Молекула решил проигнорировать это замечание.
– Вот почему я пытаюсь столько тебя везде водить, – сказал он. – Чтобы сделать твои ноги сильными.
Этот второй возможный мотив их прогулок – после врожденной отцовской неугомонности – уже приходил Сэмми в голову, и теперь он обрадовался прямому подтверждению. Сэмми верил в своего отца и в пользу длинных прогулок.
– Значит, ты возьмешь меня с собой? – спросил он. – Когда уйдешь?
Молекула по-прежнему колебался.
– А как тогда твоя мать?
– Ты шутишь? Она ждет не дождется, только бы от меня отделаться. Ей так же противно, когда я рядом, как и когда ты.

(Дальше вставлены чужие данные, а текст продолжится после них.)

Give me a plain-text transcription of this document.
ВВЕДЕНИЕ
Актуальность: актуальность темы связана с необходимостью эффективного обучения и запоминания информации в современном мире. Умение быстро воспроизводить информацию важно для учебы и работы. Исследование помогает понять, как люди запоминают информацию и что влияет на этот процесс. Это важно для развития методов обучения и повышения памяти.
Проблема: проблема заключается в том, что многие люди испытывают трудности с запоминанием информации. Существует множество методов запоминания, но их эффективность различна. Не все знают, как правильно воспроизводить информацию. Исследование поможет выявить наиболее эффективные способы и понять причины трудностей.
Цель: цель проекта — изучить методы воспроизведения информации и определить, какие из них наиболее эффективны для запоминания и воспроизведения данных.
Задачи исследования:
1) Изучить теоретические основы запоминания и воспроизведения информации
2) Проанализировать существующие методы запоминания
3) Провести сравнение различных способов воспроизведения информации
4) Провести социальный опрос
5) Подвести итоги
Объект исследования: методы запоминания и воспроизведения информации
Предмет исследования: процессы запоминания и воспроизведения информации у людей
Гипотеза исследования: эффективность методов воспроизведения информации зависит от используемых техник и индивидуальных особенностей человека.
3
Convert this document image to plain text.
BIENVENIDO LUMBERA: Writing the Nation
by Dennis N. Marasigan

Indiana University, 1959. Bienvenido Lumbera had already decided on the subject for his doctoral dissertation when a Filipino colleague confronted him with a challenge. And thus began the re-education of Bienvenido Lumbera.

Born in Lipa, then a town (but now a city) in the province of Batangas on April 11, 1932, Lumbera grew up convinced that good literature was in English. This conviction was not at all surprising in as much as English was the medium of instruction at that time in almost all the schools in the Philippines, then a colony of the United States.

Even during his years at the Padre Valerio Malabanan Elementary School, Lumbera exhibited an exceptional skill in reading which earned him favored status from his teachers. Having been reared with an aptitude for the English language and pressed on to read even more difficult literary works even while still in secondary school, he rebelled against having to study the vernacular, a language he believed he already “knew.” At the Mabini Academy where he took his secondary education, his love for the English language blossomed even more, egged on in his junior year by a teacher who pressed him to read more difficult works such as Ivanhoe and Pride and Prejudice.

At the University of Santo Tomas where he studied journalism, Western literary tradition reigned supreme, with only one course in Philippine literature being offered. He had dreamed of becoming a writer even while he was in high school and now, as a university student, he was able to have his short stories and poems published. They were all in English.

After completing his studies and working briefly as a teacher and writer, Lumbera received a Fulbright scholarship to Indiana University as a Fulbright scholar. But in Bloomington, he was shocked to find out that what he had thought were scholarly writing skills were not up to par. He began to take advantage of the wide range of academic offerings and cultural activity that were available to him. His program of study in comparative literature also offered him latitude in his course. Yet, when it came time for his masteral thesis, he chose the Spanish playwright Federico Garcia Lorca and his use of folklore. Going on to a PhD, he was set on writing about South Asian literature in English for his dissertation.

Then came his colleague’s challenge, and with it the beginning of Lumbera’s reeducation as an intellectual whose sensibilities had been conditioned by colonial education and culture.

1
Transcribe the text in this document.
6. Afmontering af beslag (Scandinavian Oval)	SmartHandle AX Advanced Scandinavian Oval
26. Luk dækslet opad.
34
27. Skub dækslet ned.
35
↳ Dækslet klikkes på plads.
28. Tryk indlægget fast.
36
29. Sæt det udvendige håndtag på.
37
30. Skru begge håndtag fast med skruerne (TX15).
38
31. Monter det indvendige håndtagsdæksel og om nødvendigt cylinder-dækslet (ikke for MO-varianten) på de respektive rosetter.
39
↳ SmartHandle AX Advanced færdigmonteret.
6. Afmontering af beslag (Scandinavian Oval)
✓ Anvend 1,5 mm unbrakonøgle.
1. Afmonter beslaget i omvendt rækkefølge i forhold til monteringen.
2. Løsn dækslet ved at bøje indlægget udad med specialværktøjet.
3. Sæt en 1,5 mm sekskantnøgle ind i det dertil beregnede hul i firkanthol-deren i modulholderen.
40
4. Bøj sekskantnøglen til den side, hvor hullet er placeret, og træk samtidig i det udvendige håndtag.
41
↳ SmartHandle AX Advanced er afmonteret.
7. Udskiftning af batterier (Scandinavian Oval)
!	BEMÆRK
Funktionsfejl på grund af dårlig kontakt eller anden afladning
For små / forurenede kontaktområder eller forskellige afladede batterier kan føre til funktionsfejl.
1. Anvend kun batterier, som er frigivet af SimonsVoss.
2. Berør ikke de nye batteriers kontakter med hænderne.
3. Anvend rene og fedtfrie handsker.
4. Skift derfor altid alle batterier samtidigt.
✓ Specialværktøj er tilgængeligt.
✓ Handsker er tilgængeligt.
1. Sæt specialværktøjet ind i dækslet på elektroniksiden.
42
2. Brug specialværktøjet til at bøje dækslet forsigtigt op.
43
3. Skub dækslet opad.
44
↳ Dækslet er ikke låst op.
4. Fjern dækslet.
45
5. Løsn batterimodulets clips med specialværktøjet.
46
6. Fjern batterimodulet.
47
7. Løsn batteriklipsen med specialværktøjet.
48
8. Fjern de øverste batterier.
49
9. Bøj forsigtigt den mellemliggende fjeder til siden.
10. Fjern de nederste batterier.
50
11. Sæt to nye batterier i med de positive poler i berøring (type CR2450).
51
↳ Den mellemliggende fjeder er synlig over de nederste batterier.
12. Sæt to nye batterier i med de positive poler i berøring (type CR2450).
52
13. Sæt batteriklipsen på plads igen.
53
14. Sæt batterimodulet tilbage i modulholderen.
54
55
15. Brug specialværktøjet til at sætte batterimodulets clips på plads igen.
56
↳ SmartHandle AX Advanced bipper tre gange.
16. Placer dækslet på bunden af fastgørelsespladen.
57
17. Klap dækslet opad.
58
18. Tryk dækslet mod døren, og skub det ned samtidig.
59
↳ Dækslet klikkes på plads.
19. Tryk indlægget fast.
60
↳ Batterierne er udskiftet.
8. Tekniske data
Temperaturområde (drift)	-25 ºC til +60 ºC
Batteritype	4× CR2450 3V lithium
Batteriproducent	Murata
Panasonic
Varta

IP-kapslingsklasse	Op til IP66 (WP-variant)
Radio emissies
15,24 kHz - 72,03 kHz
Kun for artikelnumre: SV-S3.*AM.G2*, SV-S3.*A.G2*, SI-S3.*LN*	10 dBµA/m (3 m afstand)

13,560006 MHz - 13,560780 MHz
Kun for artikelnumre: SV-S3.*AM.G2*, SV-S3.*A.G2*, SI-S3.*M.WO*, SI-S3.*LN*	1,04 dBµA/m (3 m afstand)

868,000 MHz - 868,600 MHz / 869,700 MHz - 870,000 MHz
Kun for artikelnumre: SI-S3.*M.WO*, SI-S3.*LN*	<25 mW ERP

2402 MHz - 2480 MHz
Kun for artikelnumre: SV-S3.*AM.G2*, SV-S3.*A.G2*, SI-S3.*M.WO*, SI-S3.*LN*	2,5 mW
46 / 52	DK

Тут Молекула улыбнулся. С виду новое присутствие блудного супруга в ее доме не вызывало у Этели ничего кроме досады. Или хуже того – это было предательство принципов. Она в пух и прах разносила привычки Молекулы, его одежду, его диету, его чтиво и его речь. Всякий раз, как он пытался сбросить с себя путы своего нескладно-непристойного английского и поговорить с женой на идише, которым они оба владели в совершенстве, Этель не обращала на него внимания, делала вид, будто не слышит, или просто рявкала: «Ты в Америке. Говори по-американски». И в лицо, и за таза она ругала Молекулу за грубость, за длинные и путаные рассказы о его эстрадной карьере и детстве в черте оседлости. Все общение Этели с мужем, казалось, состояло исключительно из брани и критиканства. И все же каждую ночь со времени его возвращения – в том числе и прошлую – она хриплым от девического стыда голосом приглашала его к себе в постель и позволяла ему собой обладать. В сорок пять лет эта женщина не слишком отличалась от той Этели Клейман, как была в тридцать, гибкой и жилистой. Ее кожа цвета шелухи миндаля по-прежнему оставалась гладкой, а между ног рос все такой же мягкий кустик черных как смоль волос, за который Молекула так любил хвататься и тянуть, пока она не заорет. Этель была женщина с аппетитом, целое десятилетие прожившая без мужской ласки, и по нежданному возвращению супруга она пожаловала ему доступ далее к тем частям своего тела и тем способам их использования, которые в прежние времена склонна была придерживать для себя. Когда же они наконец заканчивали, она лежала рядом с мужем во тьме крошечной комнатенки, отделенной от кухни бисерной занавеской, гладила его мощную волосатую грудь и низким шепотом твердила ему прямо в ухо все старые нежности и признания. Ночью, в темноте, Этели вовсе не было противно, когда ее муж был рядом. Именно эта мысль и заставила Молекулу улыбнуться.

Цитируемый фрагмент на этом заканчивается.